Elargir et approfondir une pièce de 1 € ne va pas accroître considérablement sa valeur. Quand des familles n'ont pas les moyens d'assumer le coût de la formation au permis de conduire, elles n'ont pas non plus les moyens de rembourser un prêt. Toutes les publicités des organismes de prêt ont maintenant l'obligation de signaler qu'il ne faut pas contracter des prêts que l'on sera incapable de rembourser. Si les fonds excédentaires du CSA étaient utilisés notamment pour des bourses permettant d'accéder au permis de conduire au dessous d'un seuil de ressource, la mesure aurait un sens.

Mesure complémentaire D32 : élaborer et distribuer un label « sécurité routière ».

j'attends pour voir : quels seront les critères ? la tenue d'un carnet de bord permettant d'identifier de façon constante un employé qui a fait un excès de vitesse constaté par le CSA ?

Mesure complémentaire D33 : s’appuyer sur l’entreprise pour renforcer la prévention et la sensibilisation à la sécurité routière, notamment à travers la mise en oeuvre du 3e plan santé au travail et en étudiant l’ajout de clauses optionnelles « sécurité routière » dans le code des marchés publics.

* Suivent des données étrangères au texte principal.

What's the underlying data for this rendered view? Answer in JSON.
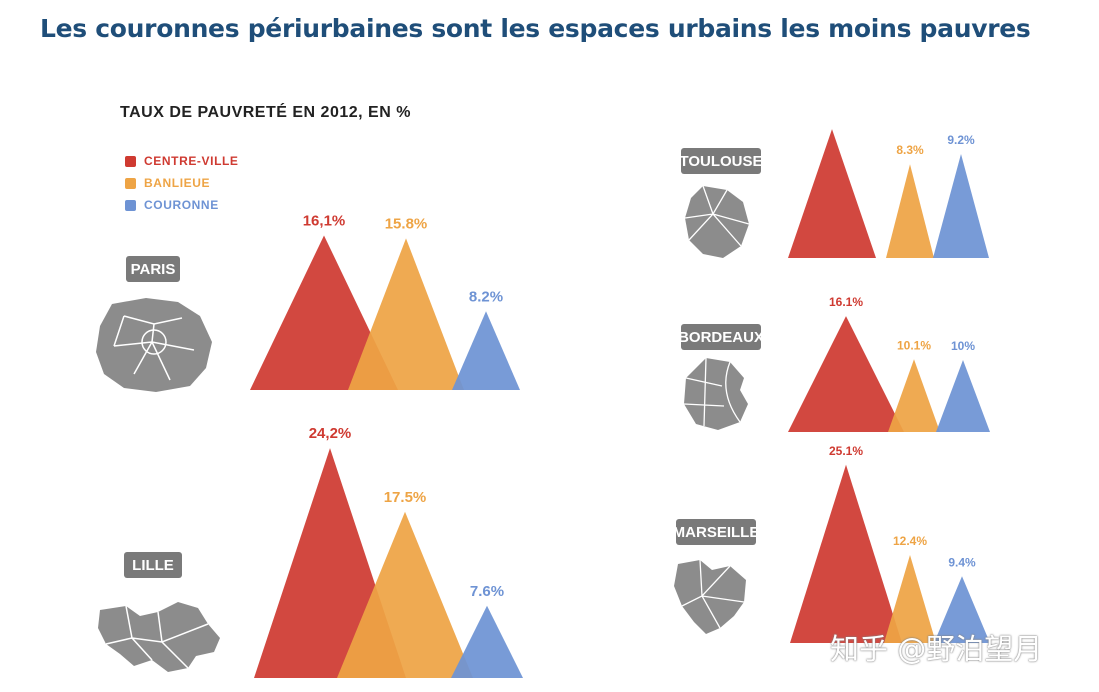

Ouf, les clauses seront optionnelles, ce sera moins douloureux pour les "moins disants" et les "malfaisants".

 

Conclusions

Il y a deux formes de gestion de la sécurité routière par des comités interministériels. Celle qui définit une politique et celle qui gère les décisions prises pour en assurer l’effectivité et évaluer leur efficacité. Nous devons ajouter une nouvelle variété : le CISR privilégiant la communication. Une démarche gouvernementale destinée à remettre sur pied une politique de sécurité routière ne se bricole pas en quelques semaines. Nous venons d’en avoir la preuve. Après quatre ans sans CISR, le choix précipité d’un retour au fonctionnement interministériel ne pouvait relever que de l’incantation avec un flot de mesures insuffisamment définies et souvent peu crédibles. Bien entendu nous pouvons constater que deux ou trois mesures utiles et courageuses sont annoncées, mais j'attends de voir quand elles seront effectives (l'amende sanctionnant l'absence d'identification des conducteurs de véhicules d'entreprise, la sous traitance de l'usage des radars automatiques mobiles, mais elle imposerait, pour être efficace, un accroissement du nombre de ces radars beaucoup plus important que celui qui est annoncé, la réalisation d'une cartographie validée des limitations de vitesse permettant de mettre en oeuvre une peine complémentaire sous la forme d'un usage obligatoire d'un limiteur automatique de vitesse non débrayable).

Que peut-on espérer d'une telle accumulation de décisions ?  La situation ne me semble pas différente de celle que nous avons connue en janvier dernier avec les 26 mesures annoncées par le ministre de l'intérieur. Il n'y a pas eu de rupture dans une politique plus contemplative qu'active. Quand un nouveau plan de sécurité routière crédible est annoncé, les gains en vies sauvées sont immédiats. Ce fut le cas en janvier 1974 et en janvier 2003. Les mesures peuvent ne pas être immédiatement effectives, mais leur sérieux est admis par les usagers et ils modifient leur comportement. Nous ne sommes pas dans une telle éventualité.

Le bilan du dernier trimestre sera un bon indicateur de l'évolution à laquelle nous pouvons nous attendre pour l'année 2016. Je ne vois pas de raison d'envisager des progrès importants.